Ma quando voleva, era «leggero» e napoletanissimo

Ma quando voleva, era «leggero» e napoletanissimo

Lacrime napoletane, ancora. Dopo Pino Daniele, Partenope piange un altro figlio suo, cantore illustre d'una città amata e martoriata come poche. Perché Francesco Rosi, nato a Napoli il 15 novembre 1922, nella sua opera ha infuso tutto ciò che aveva assorbito tra «vichi» e piazze e in mezzo ai drammi partenopei, osservati con sguardo partecipe, ma senza indulgenze. Tarallari, acquaioli e zampognari risultano assenti dalla sua estetica cinematografica, improntata a quel preciso senso di «altra Napoli», una sprezzatura antiretorica che gli fece stringere amicizia, al Liceo Umberto, con Raffaele la Capria. Non a caso i due, preparando, insieme, Le mani sulla città (1963), capolavoro che denuncia il sacco urbanistico napoletano, s'infilavano nei vicoli del Pallonetto e del rione Sanità, scuriosando nei bassi per cercare storie private, ma pubbliche. Come compete a Napoli, palcoscenico d'un sentire universale, dove una tazzulella 'e cafè può diventare parte per il tutto e parlare di scempi sociali e soprusi subiti con stoicismo feriale. E in quel ventre, in quell'oro «il Professore» (lo chiamavano così, per via del puntiglio), s'immergeva rubando un dialogo al balcone, gustando il profumo della «vacilotta» di maccheroni al ragù. O l'arte di arrangiarsi, un orologio al polso che sparisce, ma poi si ritrova grazie alle amicizie giuste; le guardie che corrono sul posto e, invece di stilare il verbale, discutono dei numeri buoni per il Lotto: scene di vita vera, tra spettacolo e amarezza. Perché a Napoli, magari ci si muore è famme , ma il cielo è azzurro come il mare... «L'impegno sociale, la pulizia morale, le buone regole li avevamo stampati in fronte», spiegava spesso “Kinglax”, l'altro soprannome di Rosi, riferito ai cioccolatini lassativi del Ventennio, il cui bozzetto pubblicitario fu tratto da una foto che gli aveva scattato il padre, a un anno e mezzo. Già, papà Rosi: bolognese di nascita, ma napoletano di cuore, ebbe un ruolo decisivo nell'avvicinare il figlio al cinema. Portandolo a vedere Il monello al Rex di Posillipo. E non opponendosi all'iscrizione del rampollo al Centro Sperimentale.
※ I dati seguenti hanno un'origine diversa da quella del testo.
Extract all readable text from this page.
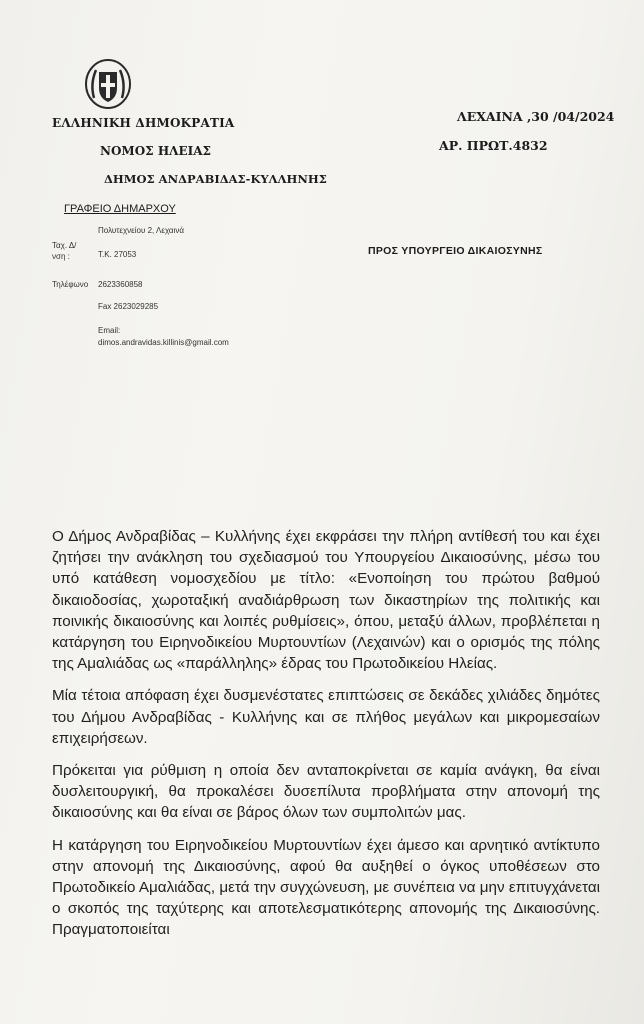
ΕΛΛΗΝΙΚΗ ΔΗΜΟΚΡΑΤΙΑ
ΝΟΜΟΣ ΗΛΕΙΑΣ
ΔΗΜΟΣ ΑΝΔΡΑΒΙΔΑΣ-ΚΥΛΛΗΝΗΣ
ΓΡΑΦΕΙΟ ΔΗΜΑΡΧΟΥ
Πολυτεχνείου 2, Λεχαινά
Ταχ. Δ/νση :	Τ.Κ. 27053
Τηλέφωνο 2623360858
Fax 2623029285
Email:
dimos.andravidas.killinis@gmail.com
ΛΕΧΑΙΝΑ ,30 /04/2024
ΑΡ. ΠΡΩΤ.4832
ΠΡΟΣ ΥΠΟΥΡΓΕΙΟ ΔΙΚΑΙΟΣΥΝΗΣ

Ο Δήμος Ανδραβίδας – Κυλλήνης έχει εκφράσει την πλήρη αντίθεσή του και έχει ζητήσει την ανάκληση του σχεδιασμού του Υπουργείου Δικαιοσύνης, μέσω του υπό κατάθεση νομοσχεδίου με τίτλο: «Ενοποίηση του πρώτου βαθμού δικαιοδοσίας, χωροταξική αναδιάρθρωση των δικαστηρίων της πολιτικής και ποινικής δικαιοσύνης και λοιπές ρυθμίσεις», όπου, μεταξύ άλλων, προβλέπεται η κατάργηση του Ειρηνοδικείου Μυρτουντίων (Λεχαινών) και ο ορισμός της πόλης της Αμαλιάδας ως «παράλληλης» έδρας του Πρωτοδικείου Ηλείας.

Μία τέτοια απόφαση έχει δυσμενέστατες επιπτώσεις σε δεκάδες χιλιάδες δημότες του Δήμου Ανδραβίδας - Κυλλήνης και σε πλήθος μεγάλων και μικρομεσαίων επιχειρήσεων.

Πρόκειται για ρύθμιση η οποία δεν ανταποκρίνεται σε καμία ανάγκη, θα είναι δυσλειτουργική, θα προκαλέσει δυσεπίλυτα προβλήματα στην απονομή της δικαιοσύνης και θα είναι σε βάρος όλων των συμπολιτών μας.

Η κατάργηση του Ειρηνοδικείου Μυρτουντίων έχει άμεσο και αρνητικό αντίκτυπο στην απονομή της Δικαιοσύνης, αφού θα αυξηθεί ο όγκος υποθέσεων στο Πρωτοδικείο Αμαλιάδας, μετά την συγχώνευση, με συνέπεια να μην επιτυγχάνεται ο σκοπός της ταχύτερης και αποτελεσματικότερης απονομής της Δικαιοσύνης. Πραγματοποιείται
Ma Rosi fu capace di trasformare la sua meridionalità anche in sogno, come in C'era una volta (del 1967) splendido lungometraggio al cui soggetto collaborarono Tonino Guerra e di nuovo La Capria.

Omar Sharif e la “regina” di Napoli Sophia Loren raccontano un meridione barocco e favolistico dove una popolana e un principe riescono a convolare a nozze grazie all'aiuto di Giuseppe da Copertino. Questo è il Rosi più leggero e poco politico che spesso viene dimenticato.